Mais ensuite, et tiercement, reste à s'éveiller vraiment, à bonnement samâdhiser, en reconnaissant que "je suis la conscience qui révèle les pensées, et qui se révèle en les révélant, comme une lampe s'illumine en illuminant ses alentours". Là encore, pas besoin de bloquer les pensées. 

L'important est de s'éveiller à ce qui est donné : la lumière-conscience n'est cachée ni voilée par rien, et ne peut l'être, car c'est par elle et grâce à sa lumière que tout apparaît ou disparaît.

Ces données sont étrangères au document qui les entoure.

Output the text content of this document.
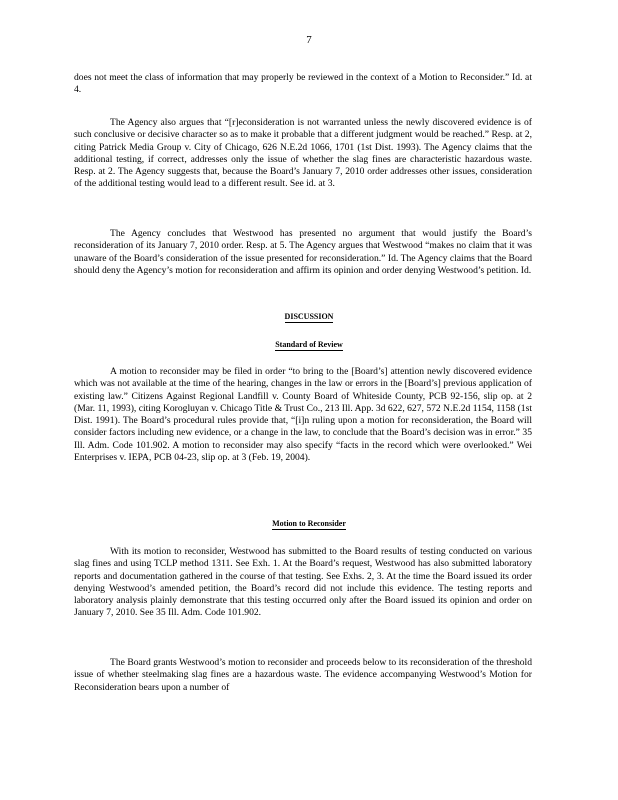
7

does not meet the class of information that may properly be reviewed in the context of a Motion to Reconsider.” Id. at 4.

The Agency also argues that “[r]econsideration is not warranted unless the newly discovered evidence is of such conclusive or decisive character so as to make it probable that a different judgment would be reached.” Resp. at 2, citing Patrick Media Group v. City of Chicago, 626 N.E.2d 1066, 1701 (1st Dist. 1993). The Agency claims that the additional testing, if correct, addresses only the issue of whether the slag fines are characteristic hazardous waste. Resp. at 2. The Agency suggests that, because the Board’s January 7, 2010 order addresses other issues, consideration of the additional testing would lead to a different result. See id. at 3.

The Agency concludes that Westwood has presented no argument that would justify the Board’s reconsideration of its January 7, 2010 order. Resp. at 5. The Agency argues that Westwood “makes no claim that it was unaware of the Board’s consideration of the issue presented for reconsideration.” Id. The Agency claims that the Board should deny the Agency’s motion for reconsideration and affirm its opinion and order denying Westwood’s petition. Id.

DISCUSSION
Standard of Review

A motion to reconsider may be filed in order “to bring to the [Board’s] attention newly discovered evidence which was not available at the time of the hearing, changes in the law or errors in the [Board’s] previous application of existing law.” Citizens Against Regional Landfill v. County Board of Whiteside County, PCB 92-156, slip op. at 2 (Mar. 11, 1993), citing Korogluyan v. Chicago Title & Trust Co., 213 Ill. App. 3d 622, 627, 572 N.E.2d 1154, 1158 (1st Dist. 1991). The Board’s procedural rules provide that, “[i]n ruling upon a motion for reconsideration, the Board will consider factors including new evidence, or a change in the law, to conclude that the Board’s decision was in error.” 35 Ill. Adm. Code 101.902. A motion to reconsider may also specify “facts in the record which were overlooked.” Wei Enterprises v. IEPA, PCB 04-23, slip op. at 3 (Feb. 19, 2004).

Motion to Reconsider

With its motion to reconsider, Westwood has submitted to the Board results of testing conducted on various slag fines and using TCLP method 1311. See Exh. 1. At the Board’s request, Westwood has also submitted laboratory reports and documentation gathered in the course of that testing. See Exhs. 2, 3. At the time the Board issued its order denying Westwood’s amended petition, the Board’s record did not include this evidence. The testing reports and laboratory analysis plainly demonstrate that this testing occurred only after the Board issued its opinion and order on January 7, 2010. See 35 Ill. Adm. Code 101.902.

The Board grants Westwood’s motion to reconsider and proceeds below to its reconsideration of the threshold issue of whether steelmaking slag fines are a hazardous waste. The evidence accompanying Westwood’s Motion for Reconsideration bears upon a number of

Comment pourrait-elle ne pas être évidente ? 

Il n'y a pas à atteindre un état spécial comme précondition à je-ne-sais-quoi ou à s'efforcer de ressentir des guili-guili-gratouillis. Il suffit que moi, conscience souveraine (car la conscience ne dépend de rien, elle dont tout dépend), comprenne que les choses - dont les pensées - sont ma manifestation et ne peuvent rien contre moi, mais au contraire révèlent ma gloire, l'étendue de mon pouvoir, moi qui suis, par nature et par grâce, "à l'image et ressemblance" de la conscience divine.

En ce sens, nirvikalpa-samâdhi, souvent traduit par "samâdhi sans concept", désigne plutôt une compréhension (samâdhi) qui ne laisse place à aucun doute (nirvikalpa). 

Et alors le bavardage se calme, les pensées et tout le reste baigne dans un silence vivant, la respiration s'apaise, le corps s'allège, les sens s'affinent, l'imagination se délie, la parole retrouve sa force, la vie son sens.

Voilà le seul samâdhi nécessaire, véritable et savoureux.